Stop al segreto sugli stipendi: come funziona, da quando e come ottenere risarcimenti
Una decisione mira a rafforzare l’applicazione del principio della parità di retribuzione, soprattutto a tutela delle lavoratrici, e della trasparenza dei contratti di lavoro
Sarà diritto di chiunque conoscere gli stipendi dei colleghi: a stabilirlo la direttiva Ue 2023/970 che toglie il segreto salariale all’interno del proprio ambiente lavorativo. Una decisione mira a rafforzare l’applicazione del principio della parità di retribuzione, soprattutto a tutela delle lavoratrici, e della trasparenza dei contratti di lavoro. Vediamo tutti i dettagli.
Superare il gender gap
Il gender gap, ossia la differenza di retribuzione tra uomini e donne, è ancora uno scoglio: in Europa, infatti, le donne guadagnano in media il 14% in meno degli uomini per lo stesso lavoro. Divergenza che in termini pensionistici, si traduce in una differenza di quasi il 30%. Questo uno dei motivi principe alla base della direttiva europea, che offre anche la possibilità di chiedere risarcimenti in caso si scoprisse un trattamento non consono.
Nel concreto, la direttiva riconosce a lavoratori e lavoratrici il “diritto all’informazione” per poter “richiedere e ricevere per iscritto informazioni sul loro livello retributivo individuale e sui livelli retributivi medi, ripartiti per sesso, delle categorie di lavoratori che svolgono lo stesso lavoro o un lavoro di pari valore”. Il diritto si può esercitare anche attraverso i propri rappresentanti sindacali o legali, o tramite gli organi preposti a vigilare sulla parità di genere.
Quando e chi
La direttiva – che l’Italia dovrà recepire entro il 7 giugno del 2026 – fa riferimento alle aziende europee con almeno 50 lavoratori.
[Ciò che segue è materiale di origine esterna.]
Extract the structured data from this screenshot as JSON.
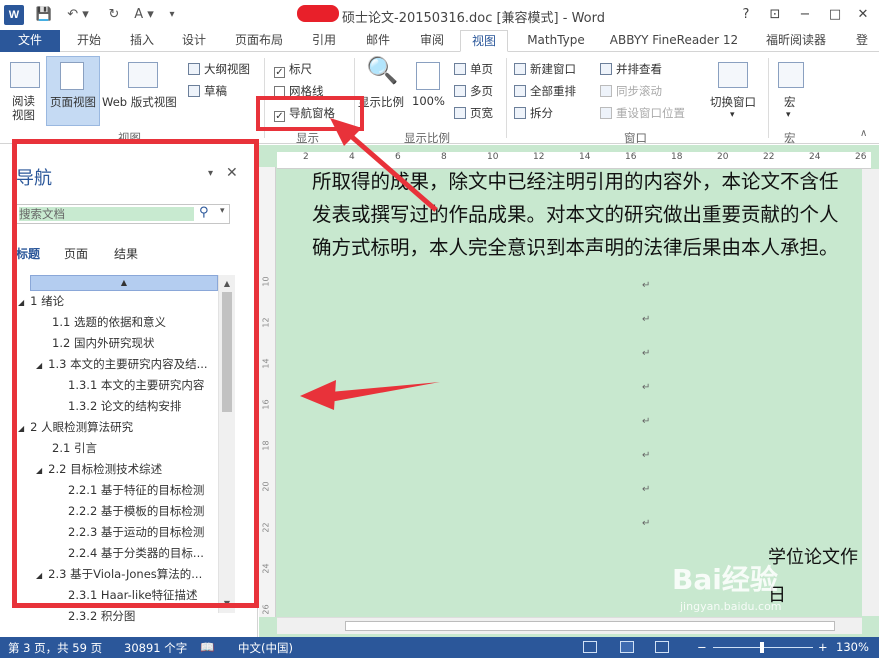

Saranno chiamate a vietare le condizioni contrattuali che impediscono ai lavoratori di divulgare informazioni sui loro stipendi e rendere trasparente ogni divario retributivo di genere esistente al loro interno. “Gli strumenti per la valutazione e il confronto dei livelli retributivi e i sistemi di classificazione professionale devono basarsi su criteri neutrali sotto il profilo del genere”, dicono i deputati. La direttiva si applica ai datori di lavoro del settore pubblico e privato.
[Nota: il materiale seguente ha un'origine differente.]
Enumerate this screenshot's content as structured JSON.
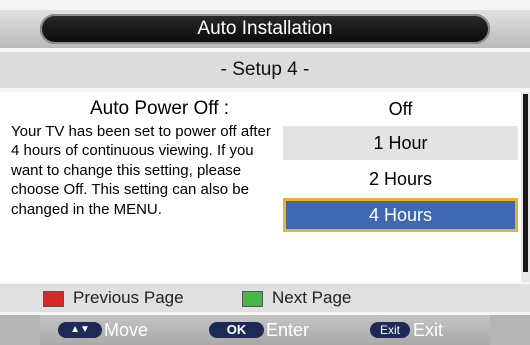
{
  "header": {
    "title": "Auto Installation"
  },
  "setup": {
    "title": "- Setup 4 -"
  },
  "setting": {
    "name": "Auto Power Off :",
    "description": "Your TV has been set to power off after 4 hours of continuous viewing. If you want to change this setting, please choose Off. This setting can also be changed in the MENU."
  },
  "options": [
    {
      "label": "Off"
    },
    {
      "label": "1 Hour"
    },
    {
      "label": "2 Hours"
    },
    {
      "label": "4 Hours",
      "selected": true
    }
  ],
  "hints": {
    "previous": {
      "label": "Previous Page",
      "color": "#d52a27"
    },
    "next": {
      "label": "Next Page",
      "color": "#47b54a"
    }
  },
  "controls": {
    "move": {
      "key": "▲▼",
      "label": "Move"
    },
    "enter": {
      "key": "OK",
      "label": "Enter"
    },
    "exit": {
      "key": "Exit",
      "label": "Exit"
    }
  },
  "colors": {
    "selected_bg": "#3f68b3",
    "selected_border": "#e8b32a"
  }
}
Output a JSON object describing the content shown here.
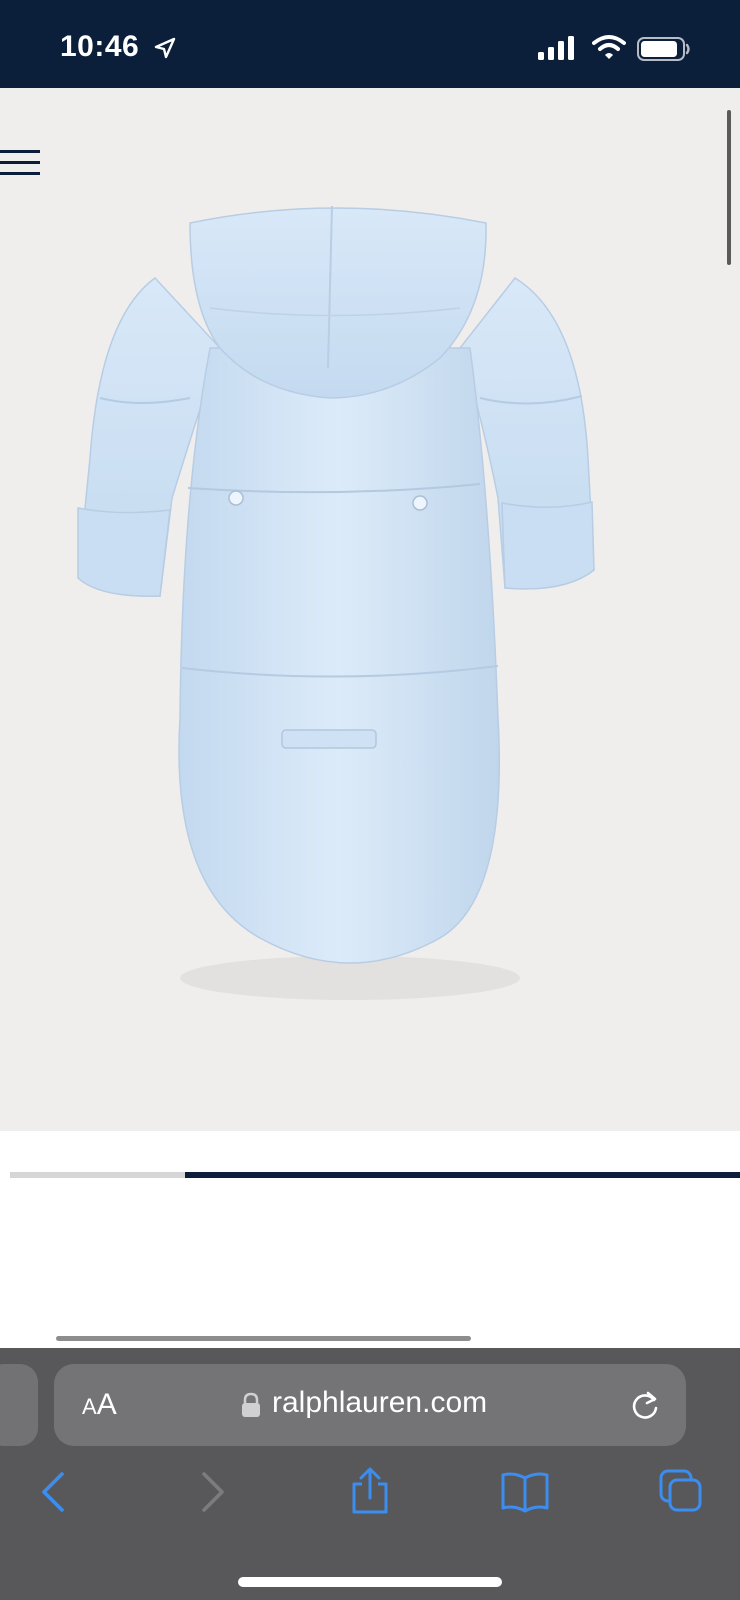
{
  "status_bar": {
    "time": "10:46",
    "icons": [
      "location-arrow-icon",
      "cellular-signal-icon",
      "wifi-icon",
      "battery-icon"
    ]
  },
  "product": {
    "image_description_icon": "infant-bunting-snowsuit-back-view",
    "colors": {
      "fabric": "#cfe3f6",
      "background": "#efeeed"
    }
  },
  "carousel": {
    "progress": 0.76
  },
  "browser": {
    "text_size_label_small": "A",
    "text_size_label_large": "A",
    "url": "ralphlauren.com",
    "toolbar_buttons": [
      "back",
      "forward",
      "share",
      "bookmarks",
      "tabs"
    ]
  },
  "colors": {
    "navy": "#0b1e3a",
    "ios_blue": "#3b8ef0",
    "toolbar": "#58585a"
  }
}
Inoltre, chi si occupa di selezione e recruiting, dovrà fare in modo che sia le offerte sia i titoli professionali siano neutri sotto il profilo del genere e che le procedure di assunzione siano condotte in modo non discriminatorio.
E se scopro un divario?
Se le informazioni sugli stipendi rivelano un divario retributivo pari o superiore il 2,5%, i datori di lavoro, in cooperazione con i rappresentanti dei lavoratori, dovrebbero condurre una valutazione delle retribuzioni ed elaborare un piano d’azione per garantire la parità. Inoltre, nei casi in cui un lavoratore ritiene che il principio della parità di retribuzione non sia stato applicato e porta il caso in tribunale, la legislazione nazionale deve obbligare il datore di lavoro a provare che non c’è stata discriminazione.
I lavoratori e le lavoratrici che hanno subito una discriminazione retributiva basata sul genere possono ottenere un risarcimento che comprenda “il recupero integrale delle retribuzioni arretrate e dei relativi bonus o pagamenti in natura, il risarcimento per le opportunità perse, il danno immateriale, i danni causati da altri fattori pertinenti che possono includere la discriminazione intersezionale, nonché gli interessi di mora”.
Per tale risarcimento la Commissione europea ha raccomandato gli stati membri a non mettere alcun massimale. I nuovi obblighi sullo stipendio varranno per tutti e non ci sarà distinzione per tipologie di dipendenti.